Erfolge und Konflikte
Anknüpfend an die ersten, mühsam errungenen Erfolge nach der Ansiedlung kam es in den Kolonien in der Wolgaregion und im Schwarzmeergebiet während des 19. Jahrhunderts insgesamt zu einer positiven wirtschaftlichen Entwicklung.
Diese Entwicklung drückt sich unter anderem in der Größe des von Kolonisten bewirtschafteten Landes aus. Bis zum Ausbruch des Ersten Weltkrieges wuchs die Fläche auf 13,4 Millionen Hektar (alle Siedlungsgebiete einschließlich Baltikum) an. Die Anzahl der Kolonien wuchs auf über 3.000.

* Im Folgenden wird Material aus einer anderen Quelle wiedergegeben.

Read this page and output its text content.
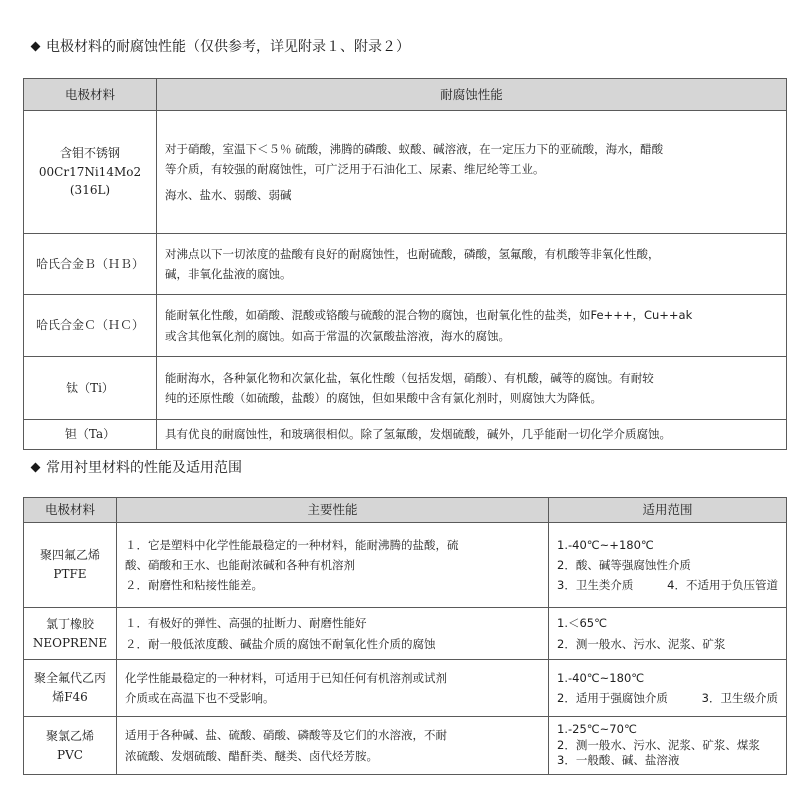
电极材料的耐腐蚀性能（仅供参考，详见附录１、附录２）
电极材料	耐腐蚀性能

含钼不锈钢
00Cr17Ni14Mo2
(316L)	对于硝酸，室温下＜５％ 硫酸，沸腾的磷酸、蚁酸、碱溶液，在一定压力下的亚硫酸，海水，醋酸
等介质，有较强的耐腐蚀性，可广泛用于石油化工、尿素、维尼纶等工业。
海水、盐水、弱酸、弱碱

哈氏合金Ｂ（ＨＢ）	对沸点以下一切浓度的盐酸有良好的耐腐蚀性，也耐硫酸，磷酸，氢氟酸，有机酸等非氧化性酸，
碱，非氧化盐液的腐蚀。

哈氏合金Ｃ（ＨＣ）	能耐氧化性酸，如硝酸、混酸或铬酸与硫酸的混合物的腐蚀，也耐氧化性的盐类，如Fe+++，Cu++ak
或含其他氧化剂的腐蚀。如高于常温的次氯酸盐溶液，海水的腐蚀。

钛（Ti）	能耐海水，各种氯化物和次氯化盐，氧化性酸（包括发烟，硝酸）、有机酸，碱等的腐蚀。有耐较
纯的还原性酸（如硫酸，盐酸）的腐蚀，但如果酸中含有氯化剂时，则腐蚀大为降低。

钽（Ta）	具有优良的耐腐蚀性，和玻璃很相似。除了氢氟酸，发烟硫酸，碱外，几乎能耐一切化学介质腐蚀。
常用衬里材料的性能及适用范围
电极材料	主要性能	适用范围

聚四氟乙烯
PTFE	１．它是塑料中化学性能最稳定的一种材料，能耐沸腾的盐酸，硫
酸、硝酸和王水、也能耐浓碱和各种有机溶剂
２．耐磨性和粘接性能差。	1.-40℃~+180℃
2．酸、碱等强腐蚀性介质
3．卫生类介质 4．不适用于负压管道

氯丁橡胶
NEOPRENE	１．有极好的弹性、高强的扯断力、耐磨性能好
２．耐一般低浓度酸、碱盐介质的腐蚀不耐氧化性介质的腐蚀	1.＜65℃
2．测一般水、污水、泥浆、矿浆

聚全氟代乙丙
烯F46	化学性能最稳定的一种材料，可适用于已知任何有机溶剂或试剂
介质或在高温下也不受影响。	1.-40℃~180℃
2．适用于强腐蚀介质 3．卫生级介质

聚氯乙烯
PVC	适用于各种碱、盐、硫酸、硝酸、磷酸等及它们的水溶液，不耐
浓硫酸、发烟硫酸、醋酐类、醚类、卤代烃芳胺。	1.-25℃~70℃
2．测一般水、污水、泥浆、矿浆、煤浆
3．一般酸、碱、盐溶液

In den Kolonien war ein anhaltendes
Bevölkerungswachstum 
zu verzeichnen.
In den beiden Siedlungsgebieten existierten unterschiedliche Agrarverfassungen - in den Wolgakolonien das Mir-System und in den Schwarzmeerkolonien das Minorat. Sie beeinflussten die wirtschaftliche Entwicklung in den Kolonien nachhaltig. Während es in den Wolgakolonien zu einer zunehmenden Verarmung kam, war in den Schwarzmeerkolonien eine soziale Differenzierung unter den Kolonisten feststellbar. Die Zahl der
Landlosen 
nahm bereits wenige Jahrzehnte nach der Gründung der Kolonien ständig zu.
In der Landwirtschaft waren in der zweiten Hälfte des 19. Jahrhunderts
Fortschritte 
zu beobachten. Anbaumethoden des Fruchtwechsels begannen sich auszubreiten. Neue landwirtschaftliche Maschinen und Geräte kamen zum Einsatz.
Die Kolonien wurden immer stärker in den überregionalen
Handel 
eingebunden. Der Bau neuer Eisenbahnlinien war für die Entwicklung der Kolonien von Bedeutung.
Seit der zweiten Hälfte des 19. Jahrhunderts nahmen
Industrie und Handwerk 
einen immer größeren Stellenwert in der wirtschaftlichen Entwicklung der Kolonien ein.
Die Erfolge sind auf mehrere Ursachen zurückzuführen. Neben den
Privilegien 
und Freiheiten, die den Kolonisten eingeräumt worden waren, sind auch ihre Kenntnisse und Fertigkeiten zu nennen, die sie aus der Heimat mitbrachten bzw. an die nachfolgenden Generationen weitergegeben wurden.
Trotz der insgesamt positiven wirtschaftlichen Entwicklung mehrten sich um die Mitte des 19. Jahrhunderts die Zeichen für eine
krisenhafte Entwicklung 
in den Kolonien beider Siedlungegebiete.